Eight hundred and thirty-six (836) cities have superintendents of their public schools.

School boards In cities the local boards which have the management of the schools are generally termed "boards of education;" in towns and districts the designations most generally used are "school directors" and "school trustees."

They are termed "school directors" in Arkansas, Illinois, Iowa, Louisiana, Pennsylvania, Tennessee and Washington; "school trustees" in Indiana, Kentucky, New Jersey, New York, Mississippi, Nevada, South Carolina and Texas; "school boards" in Michigan, Wisconsin, Nebraska and New Hampshire; "school committees" in Massachusetts and Rhode Island; "school visitors" in Connecticut; "superintending school committees" in Maine; "boards of education" in Ohio; and "prudential committees" in Vermont.

These boards are similar in their constitution, powers and duties, and are generally chosen by the voters at elections. They are corporate bodies and can make contracts, acquire, hold and dispose of property.

They employ teachers (and superintendents when such are deemed necessary) and fix their salaries. They make the rules and regulations for the government of the schools and fix the course of study and the list of text-books to be used. They hold meetings monthly or oftener.

Women in school administration - There are at present (1899) two women holding the position of state superintendent of schools, 18 that of city superintendent, and 256 that of county superintendent. The last named are divided between California, Colorado, Idaho, Illinois, Iowa, Kansas, Kentucky, Michigan, Minnesota, Missouri, Montana,

Nebraska, New York, North Dakota, Oklahoma, Pennsyl vania, South Dakota, Tennessee, Utah, Vermont, Washington, Wisconsin and Wyoming. In all these states, women hold minor school offices also. Ohio, Maine, New Hampshire, Massachusetts, Rhode Island and Connecticut have no officers corresponding to county superintendents, but in all those states there are women who are members of county examining boards, township superintendents and the like. They may be district trustees or members of local school boards in still other states, as in New Jersey. Women may hold any school office in Colorado, Idaho, Illinois, Indiana, Louisiana, Oregon, South Dakota, Utah, Vermont, Wyoming, and any office of school management in Minnesota, One of the members of the Iowa educational board of examiners must be a woman.

Women have like suffrage, in all particulars, with men in Colorado, Idaho, Utah and Wyoming. With certain limitations specified, in some of the states they may vote at school elections in Arizona, Connecticut, Illinois, Indiana, Iowa, Kansas, Kentucky, Michigan, Minnesota, Montana, Nebraska, New Hampshire, New Jersey, New York, North Dakota, Ohio, Oregon, South Dakota, Vermont, Washington and Wisconsin. The limitations, when there are any, usually restrict the suffrage of women to widows with children to educate, guardians and taxpayers, or to certain kinds of elections.
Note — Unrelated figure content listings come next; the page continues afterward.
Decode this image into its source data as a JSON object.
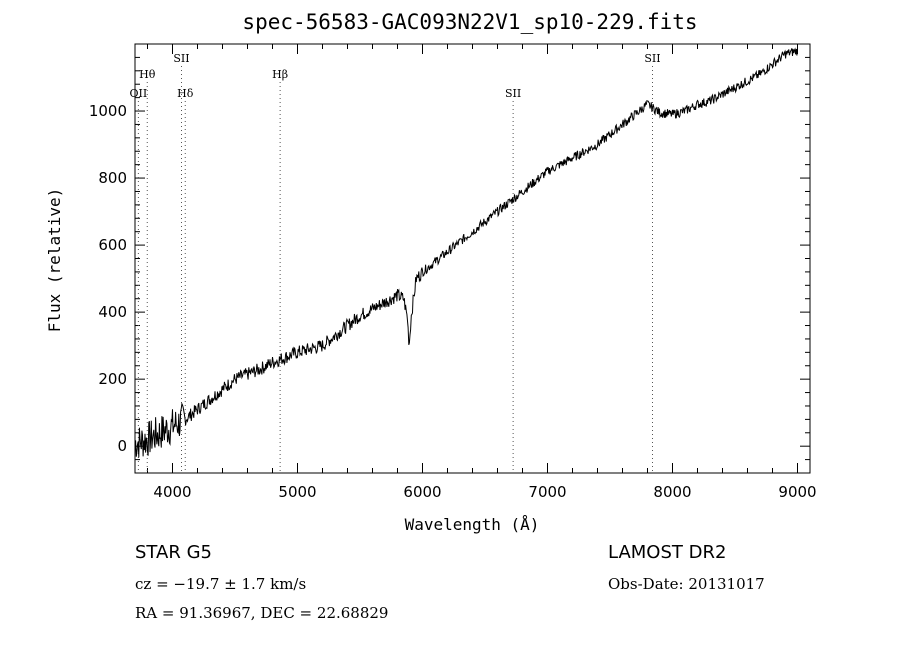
{
  "title": "spec-56583-GAC093N22V1_sp10-229.fits",
  "info": {
    "object_class": "STAR   G5",
    "survey": "LAMOST DR2",
    "cz": "cz = −19.7 ± 1.7 km/s",
    "obs_date": "Obs-Date: 20131017",
    "radec": "RA =  91.36967, DEC =  22.68829"
  },
  "chart_data": {
    "type": "line",
    "title": "spec-56583-GAC093N22V1_sp10-229.fits",
    "xlabel": "Wavelength (Å)",
    "ylabel": "Flux (relative)",
    "xlim": [
      3700,
      9100
    ],
    "ylim": [
      -80,
      1200
    ],
    "xticks": [
      4000,
      5000,
      6000,
      7000,
      8000,
      9000
    ],
    "yticks": [
      0,
      200,
      400,
      600,
      800,
      1000
    ],
    "grid": false,
    "series": [
      {
        "x": [
          3700,
          3800,
          3900,
          4000,
          4100,
          4200,
          4300,
          4400,
          4500,
          4600,
          4700,
          4800,
          4900,
          5000,
          5100,
          5200,
          5300,
          5400,
          5500,
          5600,
          5700,
          5800,
          5850,
          5880,
          5893,
          5910,
          5950,
          6000,
          6100,
          6200,
          6300,
          6400,
          6500,
          6600,
          6700,
          6800,
          6900,
          7000,
          7100,
          7200,
          7300,
          7400,
          7500,
          7600,
          7700,
          7800,
          7840,
          7900,
          8000,
          8100,
          8200,
          8300,
          8400,
          8500,
          8600,
          8700,
          8800,
          8900,
          9000
        ],
        "y": [
          10,
          20,
          40,
          60,
          80,
          110,
          140,
          170,
          200,
          215,
          230,
          250,
          265,
          280,
          290,
          300,
          330,
          360,
          390,
          410,
          430,
          450,
          440,
          380,
          300,
          390,
          500,
          520,
          550,
          580,
          610,
          640,
          670,
          700,
          730,
          760,
          790,
          820,
          840,
          860,
          880,
          900,
          930,
          960,
          990,
          1020,
          1010,
          995,
          990,
          1000,
          1020,
          1030,
          1050,
          1070,
          1090,
          1110,
          1140,
          1170,
          1180
        ]
      }
    ],
    "line_labels": [
      {
        "name": "OII",
        "x": 3727,
        "tier": 3
      },
      {
        "name": "Hθ",
        "x": 3798,
        "tier": 2
      },
      {
        "name": "SII",
        "x": 4072,
        "tier": 1
      },
      {
        "name": "Hδ",
        "x": 4102,
        "tier": 3
      },
      {
        "name": "Hβ",
        "x": 4861,
        "tier": 2
      },
      {
        "name": "SII",
        "x": 6725,
        "tier": 3
      },
      {
        "name": "SII",
        "x": 7840,
        "tier": 1
      }
    ]
  }
}
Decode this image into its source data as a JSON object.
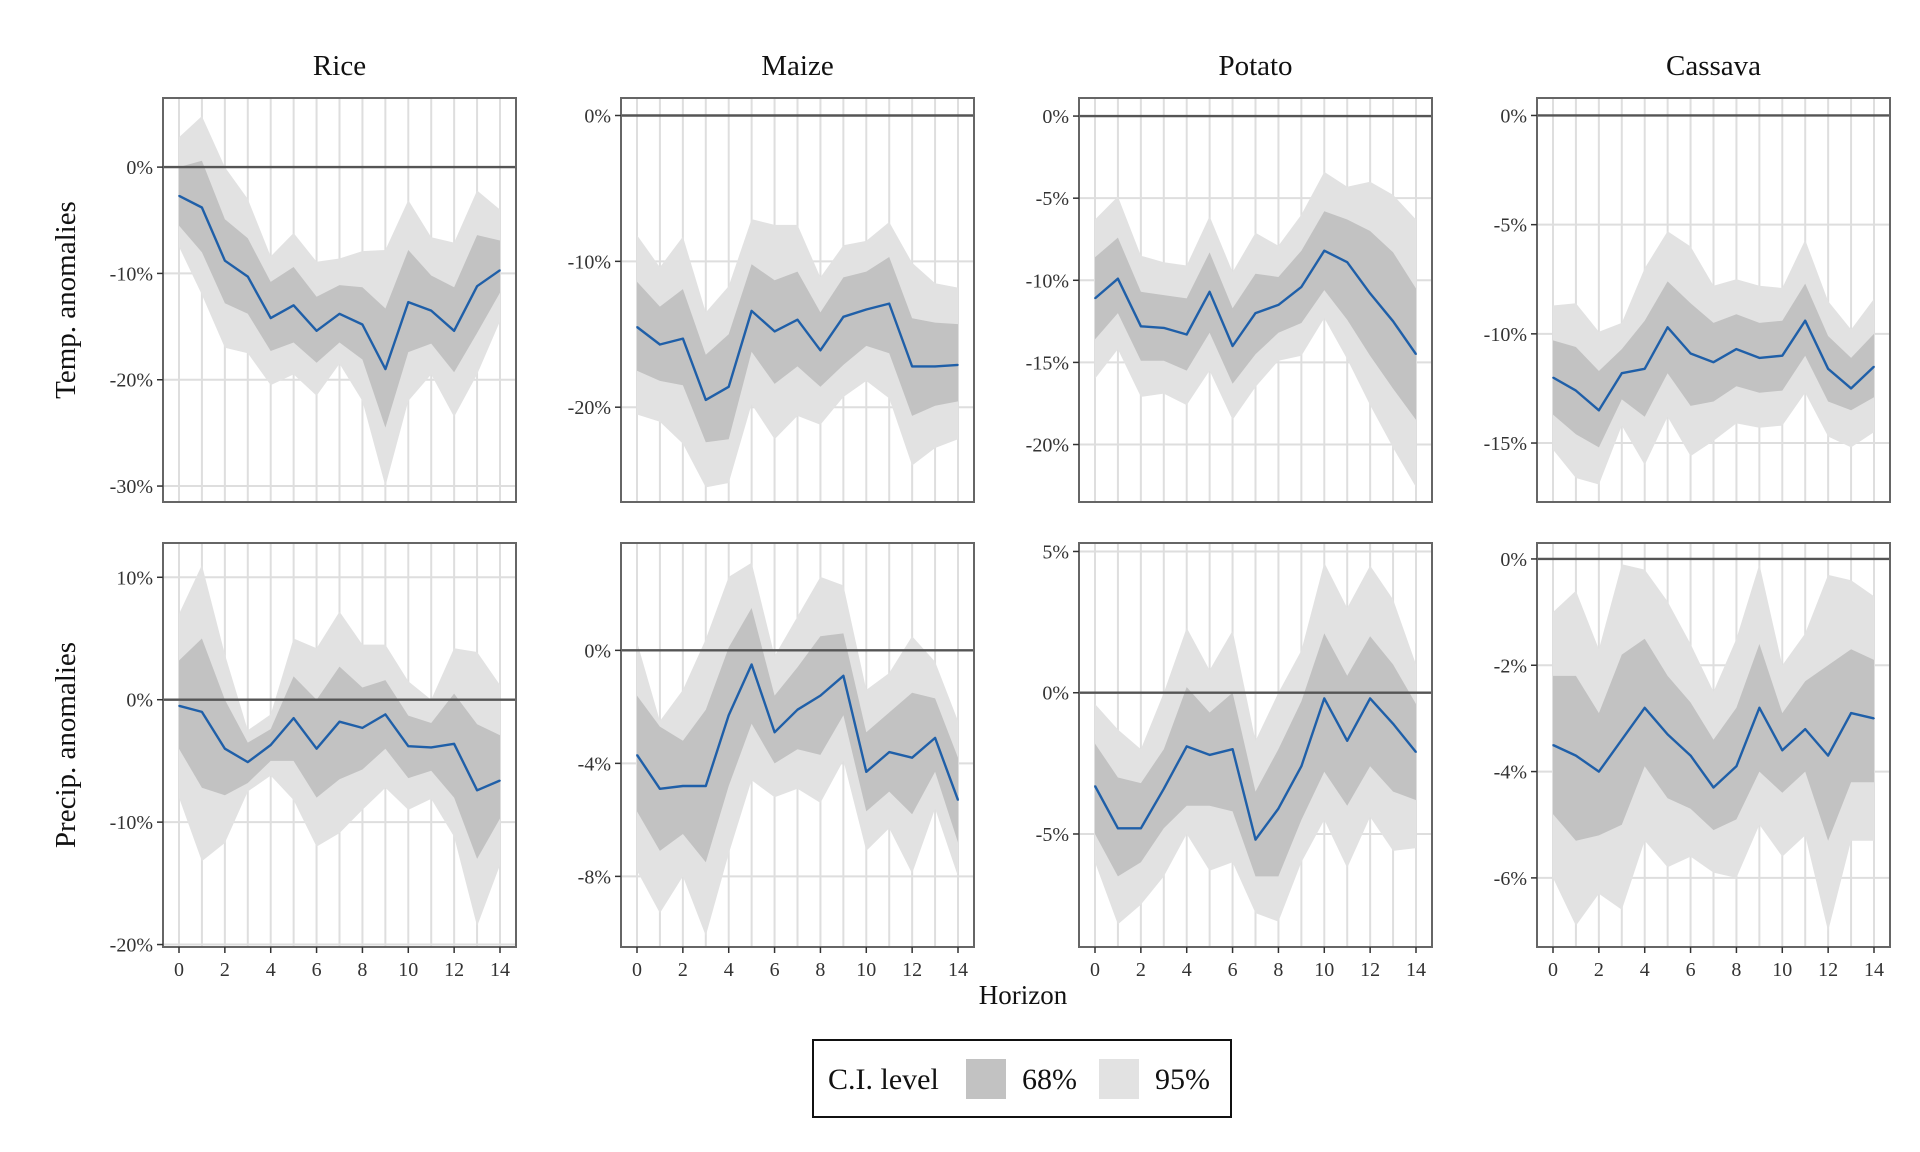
{
  "chart_data": {
    "type": "line",
    "xlabel": "Horizon",
    "columns": [
      "Rice",
      "Maize",
      "Potato",
      "Cassava"
    ],
    "rows": [
      "Temp. anomalies",
      "Precip. anomalies"
    ],
    "x": [
      0,
      1,
      2,
      3,
      4,
      5,
      6,
      7,
      8,
      9,
      10,
      11,
      12,
      13,
      14
    ],
    "x_ticks": [
      0,
      2,
      4,
      6,
      8,
      10,
      12,
      14
    ],
    "legend": {
      "title": "C.I. level",
      "items": [
        {
          "label": "68%",
          "color": "#c2c2c2"
        },
        {
          "label": "95%",
          "color": "#e2e2e2"
        }
      ],
      "placement": "bottom"
    },
    "line_color": "#1f5fa8",
    "grid": true,
    "panels": [
      {
        "crop": "Rice",
        "variable": "Temp. anomalies",
        "ylim": [
          -31.5,
          6.5
        ],
        "yticks": [
          0,
          -10,
          -20,
          -30
        ],
        "ytick_labels": [
          "0%",
          "-10%",
          "-20%",
          "-30%"
        ],
        "y": [
          -2.7,
          -3.8,
          -8.8,
          -10.3,
          -14.2,
          -13.0,
          -15.4,
          -13.8,
          -14.8,
          -19.0,
          -12.7,
          -13.5,
          -15.4,
          -11.2,
          -9.7
        ],
        "ci68": {
          "lower": [
            -5.5,
            -8.0,
            -12.8,
            -13.8,
            -17.3,
            -16.5,
            -18.4,
            -16.5,
            -18.1,
            -24.5,
            -17.4,
            -16.6,
            -19.3,
            -15.6,
            -11.8
          ],
          "upper": [
            0.0,
            0.6,
            -4.9,
            -6.7,
            -10.8,
            -9.4,
            -12.2,
            -11.1,
            -11.3,
            -13.3,
            -7.8,
            -10.2,
            -11.3,
            -6.4,
            -6.9
          ]
        },
        "ci95": {
          "lower": [
            -7.5,
            -12.0,
            -17.0,
            -17.5,
            -20.5,
            -19.5,
            -21.5,
            -18.5,
            -22.0,
            -30.0,
            -22.0,
            -19.5,
            -23.5,
            -19.5,
            -14.5
          ],
          "upper": [
            2.8,
            4.8,
            0.0,
            -3.0,
            -8.4,
            -6.2,
            -8.9,
            -8.6,
            -7.9,
            -7.8,
            -3.1,
            -6.6,
            -7.1,
            -2.2,
            -4.0
          ]
        }
      },
      {
        "crop": "Maize",
        "variable": "Temp. anomalies",
        "ylim": [
          -26.5,
          1.2
        ],
        "yticks": [
          0,
          -10,
          -20
        ],
        "ytick_labels": [
          "0%",
          "-10%",
          "-20%"
        ],
        "y": [
          -14.5,
          -15.7,
          -15.3,
          -19.5,
          -18.6,
          -13.4,
          -14.8,
          -14.0,
          -16.1,
          -13.8,
          -13.3,
          -12.9,
          -17.2,
          -17.2,
          -17.1
        ],
        "ci68": {
          "lower": [
            -17.5,
            -18.2,
            -18.5,
            -22.4,
            -22.2,
            -16.2,
            -18.4,
            -17.2,
            -18.6,
            -17.1,
            -15.8,
            -16.3,
            -20.6,
            -19.9,
            -19.6
          ],
          "upper": [
            -11.4,
            -13.1,
            -11.9,
            -16.4,
            -15.0,
            -10.2,
            -11.3,
            -10.7,
            -13.5,
            -11.1,
            -10.7,
            -9.7,
            -13.9,
            -14.2,
            -14.3
          ]
        },
        "ci95": {
          "lower": [
            -20.5,
            -21.0,
            -22.5,
            -25.5,
            -25.2,
            -19.8,
            -22.2,
            -20.6,
            -21.2,
            -19.3,
            -18.2,
            -19.4,
            -24.0,
            -22.8,
            -22.2
          ],
          "upper": [
            -8.2,
            -10.4,
            -8.3,
            -13.5,
            -11.7,
            -7.1,
            -7.5,
            -7.5,
            -11.1,
            -8.9,
            -8.6,
            -7.3,
            -10.1,
            -11.5,
            -11.8
          ]
        }
      },
      {
        "crop": "Potato",
        "variable": "Temp. anomalies",
        "ylim": [
          -23.5,
          1.1
        ],
        "yticks": [
          0,
          -5,
          -10,
          -15,
          -20
        ],
        "ytick_labels": [
          "0%",
          "-5%",
          "-10%",
          "-15%",
          "-20%"
        ],
        "y": [
          -11.1,
          -9.9,
          -12.8,
          -12.9,
          -13.3,
          -10.7,
          -14.0,
          -12.0,
          -11.5,
          -10.4,
          -8.2,
          -8.9,
          -10.8,
          -12.5,
          -14.5
        ],
        "ci68": {
          "lower": [
            -13.6,
            -12.0,
            -14.9,
            -14.9,
            -15.5,
            -13.2,
            -16.3,
            -14.5,
            -13.2,
            -12.6,
            -10.6,
            -12.4,
            -14.6,
            -16.6,
            -18.5
          ],
          "upper": [
            -8.6,
            -7.4,
            -10.7,
            -10.9,
            -11.1,
            -8.3,
            -11.7,
            -9.6,
            -9.8,
            -8.2,
            -5.8,
            -6.3,
            -7.0,
            -8.3,
            -10.5
          ]
        },
        "ci95": {
          "lower": [
            -16.0,
            -14.2,
            -17.1,
            -16.9,
            -17.6,
            -15.5,
            -18.5,
            -16.5,
            -14.9,
            -14.6,
            -12.3,
            -14.8,
            -17.6,
            -20.2,
            -22.6
          ],
          "upper": [
            -6.3,
            -4.9,
            -8.5,
            -8.9,
            -9.1,
            -6.1,
            -9.5,
            -7.1,
            -7.9,
            -6.0,
            -3.4,
            -4.3,
            -4.0,
            -4.8,
            -6.3
          ]
        }
      },
      {
        "crop": "Cassava",
        "variable": "Temp. anomalies",
        "ylim": [
          -17.7,
          0.8
        ],
        "yticks": [
          0,
          -5,
          -10,
          -15
        ],
        "ytick_labels": [
          "0%",
          "-5%",
          "-10%",
          "-15%"
        ],
        "y": [
          -12.0,
          -12.6,
          -13.5,
          -11.8,
          -11.6,
          -9.7,
          -10.9,
          -11.3,
          -10.7,
          -11.1,
          -11.0,
          -9.4,
          -11.6,
          -12.5,
          -11.5
        ],
        "ci68": {
          "lower": [
            -13.7,
            -14.6,
            -15.2,
            -13.0,
            -13.8,
            -11.8,
            -13.3,
            -13.1,
            -12.4,
            -12.7,
            -12.6,
            -11.0,
            -13.1,
            -13.5,
            -12.9
          ],
          "upper": [
            -10.3,
            -10.6,
            -11.7,
            -10.7,
            -9.4,
            -7.6,
            -8.6,
            -9.5,
            -9.1,
            -9.5,
            -9.4,
            -7.7,
            -10.1,
            -11.1,
            -10.0
          ]
        },
        "ci95": {
          "lower": [
            -15.3,
            -16.6,
            -16.9,
            -14.2,
            -16.0,
            -13.8,
            -15.6,
            -14.9,
            -14.1,
            -14.3,
            -14.2,
            -12.7,
            -14.7,
            -15.2,
            -14.5
          ],
          "upper": [
            -8.7,
            -8.6,
            -9.9,
            -9.5,
            -7.0,
            -5.3,
            -6.0,
            -7.8,
            -7.5,
            -7.8,
            -7.9,
            -5.7,
            -8.5,
            -9.8,
            -8.4
          ]
        }
      },
      {
        "crop": "Rice",
        "variable": "Precip. anomalies",
        "ylim": [
          -20.2,
          12.8
        ],
        "yticks": [
          10,
          0,
          -10,
          -20
        ],
        "ytick_labels": [
          "10%",
          "0%",
          "-10%",
          "-20%"
        ],
        "y": [
          -0.5,
          -1.0,
          -4.0,
          -5.1,
          -3.7,
          -1.5,
          -4.0,
          -1.8,
          -2.3,
          -1.2,
          -3.8,
          -3.9,
          -3.6,
          -7.4,
          -6.6
        ],
        "ci68": {
          "lower": [
            -4.0,
            -7.2,
            -7.8,
            -6.8,
            -5.0,
            -5.0,
            -8.0,
            -6.5,
            -5.7,
            -4.0,
            -6.4,
            -5.8,
            -8.0,
            -13.0,
            -9.7
          ],
          "upper": [
            3.2,
            5.0,
            0.0,
            -3.5,
            -2.4,
            1.9,
            0.0,
            2.7,
            1.0,
            1.6,
            -1.3,
            -1.9,
            0.5,
            -2.0,
            -2.9
          ]
        },
        "ci95": {
          "lower": [
            -8.0,
            -13.2,
            -11.7,
            -7.5,
            -6.2,
            -8.2,
            -12.0,
            -10.9,
            -9.0,
            -7.2,
            -9.0,
            -8.1,
            -11.2,
            -18.5,
            -13.5
          ],
          "upper": [
            7.0,
            11.0,
            3.7,
            -2.5,
            -1.2,
            5.0,
            4.2,
            7.2,
            4.5,
            4.5,
            1.5,
            0.0,
            4.2,
            3.9,
            1.2
          ]
        }
      },
      {
        "crop": "Maize",
        "variable": "Precip. anomalies",
        "ylim": [
          -10.5,
          3.8
        ],
        "yticks": [
          0,
          -4,
          -8
        ],
        "ytick_labels": [
          "0%",
          "-4%",
          "-8%"
        ],
        "y": [
          -3.7,
          -4.9,
          -4.8,
          -4.8,
          -2.3,
          -0.5,
          -2.9,
          -2.1,
          -1.6,
          -0.9,
          -4.3,
          -3.6,
          -3.8,
          -3.1,
          -5.3
        ],
        "ci68": {
          "lower": [
            -5.7,
            -7.1,
            -6.5,
            -7.5,
            -4.8,
            -2.6,
            -4.0,
            -3.5,
            -3.7,
            -2.3,
            -5.7,
            -5.0,
            -5.8,
            -4.3,
            -6.8
          ],
          "upper": [
            -1.6,
            -2.7,
            -3.2,
            -2.1,
            0.1,
            1.5,
            -1.6,
            -0.6,
            0.5,
            0.6,
            -2.9,
            -2.2,
            -1.5,
            -1.7,
            -3.8
          ]
        },
        "ci95": {
          "lower": [
            -7.8,
            -9.3,
            -8.0,
            -10.1,
            -7.2,
            -4.6,
            -5.2,
            -4.9,
            -5.4,
            -3.9,
            -7.1,
            -6.3,
            -7.9,
            -5.6,
            -8.0
          ],
          "upper": [
            0.3,
            -2.5,
            -1.4,
            0.4,
            2.6,
            3.1,
            -0.2,
            1.2,
            2.6,
            2.3,
            -1.4,
            -0.8,
            0.5,
            -0.4,
            -2.5
          ]
        }
      },
      {
        "crop": "Potato",
        "variable": "Precip. anomalies",
        "ylim": [
          -9.0,
          5.3
        ],
        "yticks": [
          5,
          0,
          -5
        ],
        "ytick_labels": [
          "5%",
          "0%",
          "-5%"
        ],
        "y": [
          -3.3,
          -4.8,
          -4.8,
          -3.4,
          -1.9,
          -2.2,
          -2.0,
          -5.2,
          -4.1,
          -2.6,
          -0.2,
          -1.7,
          -0.2,
          -1.1,
          -2.1
        ],
        "ci68": {
          "lower": [
            -5.0,
            -6.5,
            -6.0,
            -4.8,
            -4.0,
            -4.0,
            -4.2,
            -6.5,
            -6.5,
            -4.5,
            -2.8,
            -4.0,
            -2.6,
            -3.5,
            -3.8
          ],
          "upper": [
            -1.8,
            -3.0,
            -3.2,
            -2.0,
            0.2,
            -0.7,
            0.0,
            -3.5,
            -2.0,
            -0.3,
            2.1,
            0.6,
            2.0,
            1.0,
            -0.4
          ]
        },
        "ci95": {
          "lower": [
            -6.0,
            -8.2,
            -7.5,
            -6.5,
            -5.0,
            -6.3,
            -6.0,
            -7.8,
            -8.1,
            -6.0,
            -4.5,
            -6.2,
            -4.4,
            -5.6,
            -5.5
          ],
          "upper": [
            -0.4,
            -1.3,
            -2.0,
            0.0,
            2.3,
            0.8,
            2.2,
            -1.7,
            0.0,
            1.5,
            4.6,
            3.0,
            4.5,
            3.3,
            1.0
          ]
        }
      },
      {
        "crop": "Cassava",
        "variable": "Precip. anomalies",
        "ylim": [
          -7.3,
          0.3
        ],
        "yticks": [
          0,
          -2,
          -4,
          -6
        ],
        "ytick_labels": [
          "0%",
          "-2%",
          "-4%",
          "-6%"
        ],
        "y": [
          -3.5,
          -3.7,
          -4.0,
          -3.4,
          -2.8,
          -3.3,
          -3.7,
          -4.3,
          -3.9,
          -2.8,
          -3.6,
          -3.2,
          -3.7,
          -2.9,
          -3.0
        ],
        "ci68": {
          "lower": [
            -4.8,
            -5.3,
            -5.2,
            -5.0,
            -3.9,
            -4.5,
            -4.7,
            -5.1,
            -4.9,
            -4.0,
            -4.4,
            -4.0,
            -5.3,
            -4.2,
            -4.2
          ],
          "upper": [
            -2.2,
            -2.2,
            -2.9,
            -1.8,
            -1.5,
            -2.2,
            -2.7,
            -3.4,
            -2.8,
            -1.6,
            -2.9,
            -2.3,
            -2.0,
            -1.7,
            -1.9
          ]
        },
        "ci95": {
          "lower": [
            -6.0,
            -6.9,
            -6.3,
            -6.6,
            -5.3,
            -5.8,
            -5.6,
            -5.9,
            -6.0,
            -5.0,
            -5.6,
            -5.2,
            -7.0,
            -5.3,
            -5.3
          ],
          "upper": [
            -1.0,
            -0.6,
            -1.7,
            -0.1,
            -0.2,
            -0.8,
            -1.6,
            -2.5,
            -1.5,
            -0.1,
            -2.0,
            -1.4,
            -0.3,
            -0.4,
            -0.7
          ]
        }
      }
    ]
  }
}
Salaries of teachers - The expenditure for salaries in the public schools, teachers and superintendents both included, was $123,809,412, in 1897-98, or 63.8 per cent of the total expenditure for school purposes. The highest average salaries are found in the western division, among the Pacific states and territories, the average per month for men being $58.59, and for women $50.92, in that section of the union. The lowest average salaries and the least variance between the averages for men and women are found in the South Atlantic section. The averages are, for men $31.21, and for women $31.45.